Oyun videoları, oyun hata ve çözümleri ve oyun indirme sitesi - FragmaniaGame

Ekmek, tarihi insanlık tarihi ile başlar.Mukaddes bir gıdadır ve Türk sofrasının esasıdır.Pilavla, mantıyla, hatta neredeyse makarna ile bile yenir.Ekmeğini evde yapmak bir üstünlüktür.Ekmeğin, bazlama, somun, yufka, fodla, pide, lavaş, tandır ekmeği... gibi şekil veya pişirme tarzı değişik olmak üzere çeşitleri vardır.Ekmek, birçok tabire bile girmiştir;
''Ekmek çarpsın ki!; Ekmek hakkı, Ekmek, aslanın ağzında, Ekmek parası; Ekmeğim haram olsun; Ekmek kavgası; Ekmeğini taştan çıkarmak; Ekmeğini yemek; Eli ekmek tutmak; Ekmek elden, su gölden; Oradan bize ekmek çıkmaz...''
Ekmeğin pişkini, hele odun ateşinde pişmişi çok makbuldür.Eskiden buğday ekmeği zenginin, arpa ekmeği fakirin harcıydı.Şimdi zenginler, sıhhi sebeplerle arpa ve çavdar ekmeğine rağbet ediyor.

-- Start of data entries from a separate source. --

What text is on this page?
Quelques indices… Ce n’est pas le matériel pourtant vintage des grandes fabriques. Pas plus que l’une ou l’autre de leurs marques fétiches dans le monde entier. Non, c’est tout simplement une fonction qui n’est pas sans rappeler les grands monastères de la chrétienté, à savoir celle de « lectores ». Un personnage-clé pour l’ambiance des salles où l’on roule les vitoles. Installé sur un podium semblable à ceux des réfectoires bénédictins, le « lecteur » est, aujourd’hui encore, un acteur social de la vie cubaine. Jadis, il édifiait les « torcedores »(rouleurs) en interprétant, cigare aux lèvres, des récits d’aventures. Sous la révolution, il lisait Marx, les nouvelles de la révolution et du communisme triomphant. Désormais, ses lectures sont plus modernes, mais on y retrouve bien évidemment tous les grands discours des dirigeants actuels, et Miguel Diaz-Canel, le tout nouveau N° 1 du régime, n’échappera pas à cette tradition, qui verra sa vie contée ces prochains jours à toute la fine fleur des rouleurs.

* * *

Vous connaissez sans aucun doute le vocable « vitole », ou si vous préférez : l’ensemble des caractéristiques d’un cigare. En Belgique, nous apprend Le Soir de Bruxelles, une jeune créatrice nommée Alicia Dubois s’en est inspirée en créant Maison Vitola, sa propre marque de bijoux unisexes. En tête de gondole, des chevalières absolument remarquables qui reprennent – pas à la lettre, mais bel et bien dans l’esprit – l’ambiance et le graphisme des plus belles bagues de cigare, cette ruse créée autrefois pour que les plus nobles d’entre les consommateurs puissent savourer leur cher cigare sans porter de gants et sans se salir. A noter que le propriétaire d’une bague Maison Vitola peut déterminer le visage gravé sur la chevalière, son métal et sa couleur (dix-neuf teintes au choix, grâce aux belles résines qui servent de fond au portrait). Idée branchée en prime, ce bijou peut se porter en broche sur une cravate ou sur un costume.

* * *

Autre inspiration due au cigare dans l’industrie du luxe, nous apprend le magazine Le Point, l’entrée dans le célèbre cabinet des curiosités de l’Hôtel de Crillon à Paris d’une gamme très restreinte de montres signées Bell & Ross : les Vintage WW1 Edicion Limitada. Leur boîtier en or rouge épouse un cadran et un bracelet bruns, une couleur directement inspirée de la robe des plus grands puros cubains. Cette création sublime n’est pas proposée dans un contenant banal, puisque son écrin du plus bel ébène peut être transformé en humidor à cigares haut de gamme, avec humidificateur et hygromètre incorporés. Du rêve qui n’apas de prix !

İnsanlar, şimdi çok bol olan bu nimetten gafildir.Ekmeğin kıymeti de harp çıkınca anlaşılır.Eski A.B.D başkanı Hoover;''Harbte ilk söz topların; son söz ekmeğin.''demişti.Bizde 1828'de Rusya ile harbden dolayı zahire kıtlığı oldu.İstanbul nüfusunun tamamının sayılması da, ilk defa ekmek ihtiyacını anlamak için bu tarihte yapıldı.360.00 kişi sayıldı.
I ve II Cihan Harbi'nde ekmek vesikaya bağlandı ve kalitesi de iyice düştü.Süpürge tohumları, mısır koçanları, biraz darı veya arpa, pek az da mısırla karıştırılıp öğütülerek bile ekmek yapıldı.II.Dünya Harbi'nde 9 Mayıs 1942'ye kadar şahıs başına günde 300 gram ekmek verilirken; bu tarihte yarıya düşürüldü.Ekmek karnesi 1946 yılının sonlarına kadar devam etti.O tarihlerde sadece ekmek değil; un, şeker, gazyağı, kaput bezi, lastik ayakkabı... da karne ile idi.